Now, we can do logistic regression to estimate the parameters of the logit model. To do this, we will use the `linear_model.LogisticRegression` class to do so. A lot of input arguments can be used to modify this object; more details can be found here: http://scikit-learn.org/stable/modules/generated/sklearn.linear_model.LogisticRegression.html.

In [None]:
# Do logistic regression!

logreg = linear_model.LogisticRegression()

logreg.fit(X_cleaned,y_cleaned)

In [None]:
# Output results of logistic regression!

S = logreg.score(X_cleaned,y_cleaned)

print('accuracy on training data: ')
print(S)

print('parameters of logistic regression.')
print('intercept: ')
print(logreg.intercept_)
print('parameters: ')
print(logreg.coef_)

### Interpret the results; modify the model

Great! Now you've fit a logistic model and calculated a representative utility function $V_{nj} = \beta^\top x_{nj}$. Can we interpret these results?

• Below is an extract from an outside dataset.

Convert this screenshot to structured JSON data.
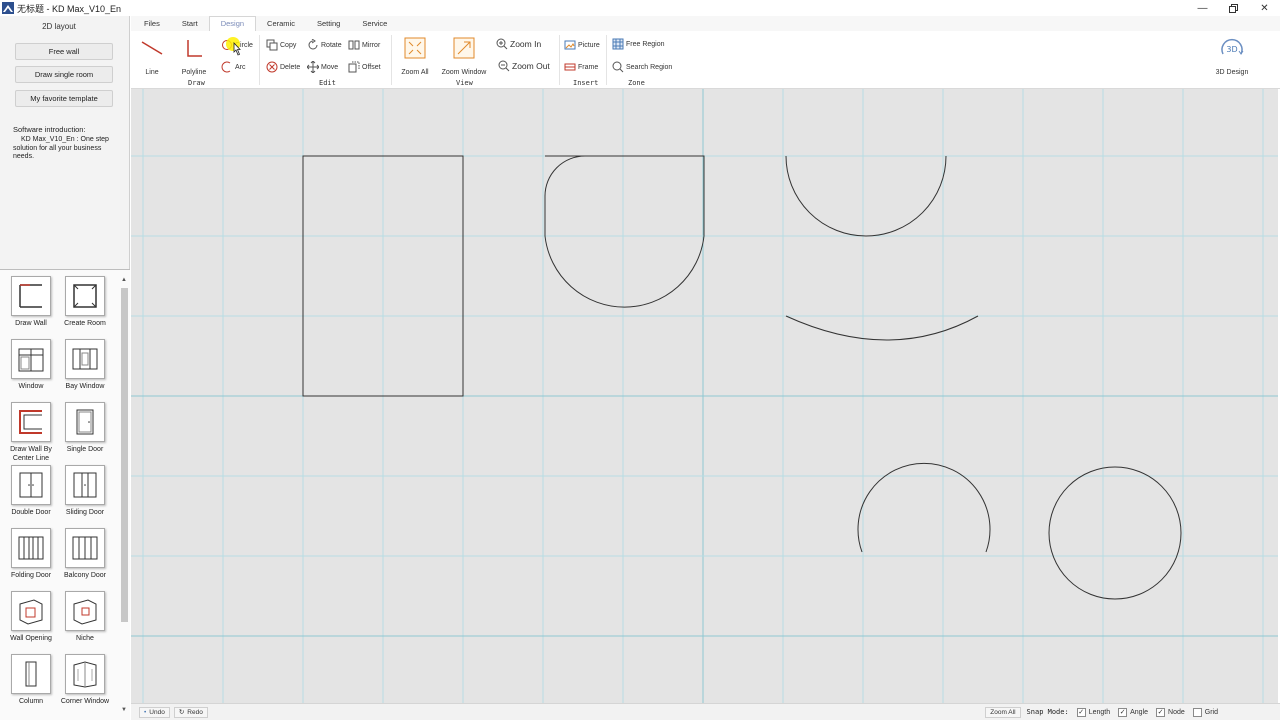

What does each coefficient mean? How can we interpret them?

Classically, if one were to try and publish on these results, we would want to incorporate p-values for these parameters as well. Can you calculate the p-values or confidence intervals for these coefficients?

Can we modify the features used? Which features do you intuitively think should affect solar adoption?

Finally, this was meant to be a quick lab to train you in estimation of logit models from real data of human decision making. What are the shortcomings of this learning? What problems are there with the estimation done? What could be done better? If you could modify the survey to get better results, how would you?